Your cells are constantly juggling two opposing needs: breaking things down and building things up. At the heart of that balancing act are lysosomes—tiny, acid-filled compartments that digest worn-out proteins, recycle cellular debris, and help cells decide whether it’s time to grow or conserve energy.
When lysosomes malfunction, the consequences can be serious. Lysosomal storage diseases, neurodegeneration, and metabolic disorders have all been linked to disrupted lysosome function. A new study published in Nature Communications has uncovered a key part of the control system that keeps lysosomes functioning properly.
Why Lysosome Location Matters
Lysosomes don’t just sit in one place. In well-fed cells, they spread out toward the cell’s edges, supporting active nutrient signaling and growth. But when nutrients run low, lysosomes cluster near the nucleus. This shift triggers elevated protein degradation and a cellular recycling process called autophagy.
A protein known as ARL8B plays a key role in driving lysosomes outward. When it’s active, lysosomes disperse. When it’s inactive, they cluster. But until now, no one had identified what turns ARL8B off.
Discovering the Brake
Researchers at the University of Bielefeld set out to find that missing brake. They identified a protein called TBC1D9B that directly binds active ARL8B and accelerates its inactivation. A membrane protein called TMEM55B anchors TBC1D9B to the lysosomal surface, positioning it to regulate ARL8B right where it’s needed. To confirm that TBC1D9B genuinely stimulates ARL8B inactivation, the researchers used the GTPase-Glo™ Assay to measure GTP hydrolysis directly. They found that wildtype TBC1D9B significantly accelerated ARL8B’s activity while a catalytically inactive mutant did not.
What Happens When the Brake Fails
Cells lacking TBC1D9B or TMEM55B showed lysosomes permanently dispersed to the cell periphery—unable to reposition in response to nutrient deprivation. When these cells were starved, lysosomal protease activity failed to increase and autophagic flux was significantly reduced.

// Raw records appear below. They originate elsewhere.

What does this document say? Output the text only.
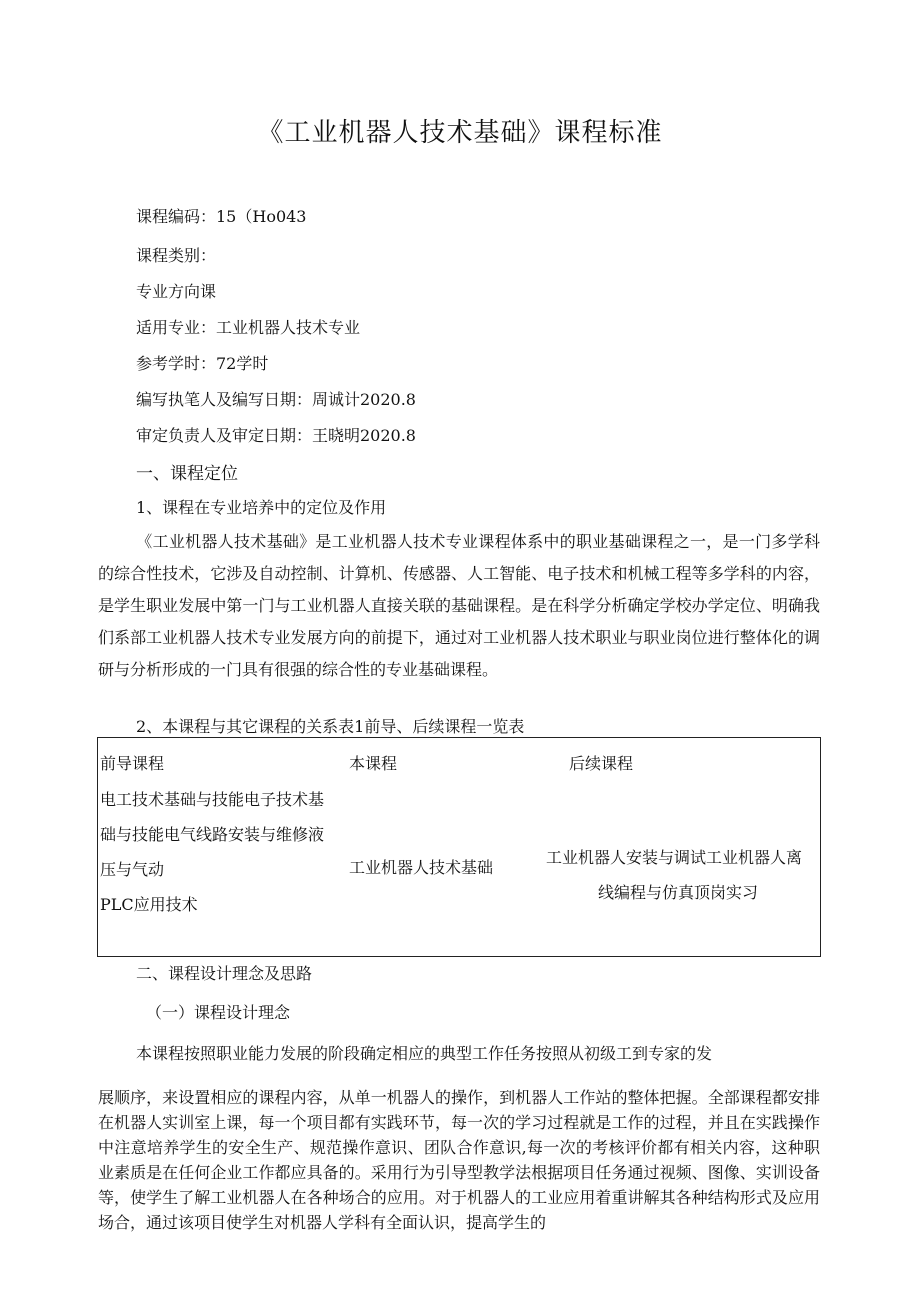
《工业机器人技术基础》课程标准
课程编码：15（Ho043
课程类别：
专业方向课
适用专业：工业机器人技术专业
参考学时：72学时
编写执笔人及编写日期：周诚计2020.8
审定负责人及审定日期：王晓明2020.8
一、课程定位
1、课程在专业培养中的定位及作用
《工业机器人技术基础》是工业机器人技术专业课程体系中的职业基础课程之一，是一门多学科的综合性技术，它涉及自动控制、计算机、传感器、人工智能、电子技术和机械工程等多学科的内容，是学生职业发展中第一门与工业机器人直接关联的基础课程。是在科学分析确定学校办学定位、明确我们系部工业机器人技术专业发展方向的前提下，通过对工业机器人技术职业与职业岗位进行整体化的调研与分析形成的一门具有很强的综合性的专业基础课程。
2、本课程与其它课程的关系表1前导、后续课程一览表
前导课程	本课程	后续课程
电工技术基础与技能电子技术基
础与技能电气线路安装与维修液
压与气动
PLC应用技术
工业机器人技术基础
工业机器人安装与调试工业机器人离
线编程与仿真顶岗实习
二、课程设计理念及思路
（一）课程设计理念
本课程按照职业能力发展的阶段确定相应的典型工作任务按照从初级工到专家的发
展顺序，来设置相应的课程内容，从单一机器人的操作，到机器人工作站的整体把握。全部课程都安排在机器人实训室上课，每一个项目都有实践环节，每一次的学习过程就是工作的过程，并且在实践操作中注意培养学生的安全生产、规范操作意识、团队合作意识,每一次的考核评价都有相关内容，这种职业素质是在任何企业工作都应具备的。采用行为引导型教学法根据项目任务通过视频、图像、实训设备等，使学生了解工业机器人在各种场合的应用。对于机器人的工业应用着重讲解其各种结构形式及应用场合，通过该项目使学生对机器人学科有全面认识，提高学生的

Restoring TBC1D9B activity rescued normal lysosome behavior, confirming that its enzymatic function is essential. And when ARL8B was depleted alongside TBC1D9B loss, lysosomes re-clustered normally. This demonstrates that all of TBC1D9B’s effects depend on ARL8B.
A Newly Completed Circuit
These findings complete a regulatory circuit for lysosome positioning. One set of proteins activates ARL8B to disperse lysosomes when nutrients are plentiful. TMEM55B and TBC1D9B do the opposite: inactivating ARL8B to enable the perinuclear clustering cells need when nutrients run low.
This discovery matters beyond cell biology. Disrupted lysosome dynamics are linked to lysosomal storage diseases, Parkinson’s disease, cancer, and age-related decline. Understanding how lysosome dynamics are regulated at this molecular level opens new avenues for exploring disease mechanisms and, eventually, therapeutic intervention.
Reference: Duhay V., Tian M., Kosieradzka K. et al. (2026) Control of lysosome function by the GTPase-activating protein TBC1D9B and its binding partner TMEM55B. Nat. Commun. 17, 2487.